A blanket of public housing blocks in pastel shades covers the island of Singapore, creating a seemingly repetitive landscape. Yet, there is plenty of personality within this dense, gridded framework if you look closely.
More than 80% of the population in Singapore lives in subsidised government-built homes. This amounts to over 1 million flats in dense, high-rise housing estates. These homes, which are predominantly owned by their residents, are developed and maintained by the nation’s public housing authority, the Housing and Development Board.

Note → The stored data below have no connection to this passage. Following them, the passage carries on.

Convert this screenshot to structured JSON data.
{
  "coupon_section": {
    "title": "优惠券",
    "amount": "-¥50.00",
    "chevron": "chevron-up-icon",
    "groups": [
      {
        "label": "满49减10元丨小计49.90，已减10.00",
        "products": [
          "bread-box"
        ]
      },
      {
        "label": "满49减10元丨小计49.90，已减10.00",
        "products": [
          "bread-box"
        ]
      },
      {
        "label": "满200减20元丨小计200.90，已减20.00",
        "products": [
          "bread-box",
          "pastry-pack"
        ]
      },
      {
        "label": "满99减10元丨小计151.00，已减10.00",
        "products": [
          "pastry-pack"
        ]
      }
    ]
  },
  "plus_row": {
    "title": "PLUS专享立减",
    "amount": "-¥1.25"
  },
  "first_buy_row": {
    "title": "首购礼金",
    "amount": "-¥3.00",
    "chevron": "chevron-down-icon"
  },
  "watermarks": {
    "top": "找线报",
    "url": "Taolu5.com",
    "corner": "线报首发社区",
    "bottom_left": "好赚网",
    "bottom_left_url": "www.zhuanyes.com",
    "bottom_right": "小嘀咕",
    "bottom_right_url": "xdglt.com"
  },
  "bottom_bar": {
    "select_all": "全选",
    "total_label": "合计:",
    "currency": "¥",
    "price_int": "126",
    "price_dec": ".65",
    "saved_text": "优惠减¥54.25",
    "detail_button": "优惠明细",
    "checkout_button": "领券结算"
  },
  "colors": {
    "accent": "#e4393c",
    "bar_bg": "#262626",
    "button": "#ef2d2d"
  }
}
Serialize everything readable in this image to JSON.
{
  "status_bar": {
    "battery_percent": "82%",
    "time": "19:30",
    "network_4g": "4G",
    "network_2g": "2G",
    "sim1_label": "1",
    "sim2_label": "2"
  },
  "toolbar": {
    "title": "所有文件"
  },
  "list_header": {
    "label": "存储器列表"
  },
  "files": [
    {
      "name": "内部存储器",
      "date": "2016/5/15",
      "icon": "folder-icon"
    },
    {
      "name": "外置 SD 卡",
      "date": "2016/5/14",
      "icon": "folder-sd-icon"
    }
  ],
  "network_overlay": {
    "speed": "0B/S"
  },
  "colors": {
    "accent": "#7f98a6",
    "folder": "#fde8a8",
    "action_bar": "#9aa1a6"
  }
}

The original typologies built in the 60’s were mainly long rectangular slab blocks, with flats lined up along a common corridor. Variations in shapes and height were later introduced as the housing estates grew. Potted plants, laundry racks and shoes are a familiar sight along HDB corridors, giving a hint of the different characters behind each door. Simultaneously a shared space for circulation and the public façade of individual homes, these corridors are an intrinsic part of everyday life in Singapore.
Informal front gardens are created with arrangements of potted plants in the common corridor, providing a means of connecting with nature on a more personal scale whilst living in a dense urban environment. They break up the sameness of the facades and rows of walkways, softening the threshold between public and private.
These drawings are part of an ongoing exploration on how people make interstitial spaces their own; a celebration of everyday life that becomes intrinsically stitched into the urban fabric and identity of a place.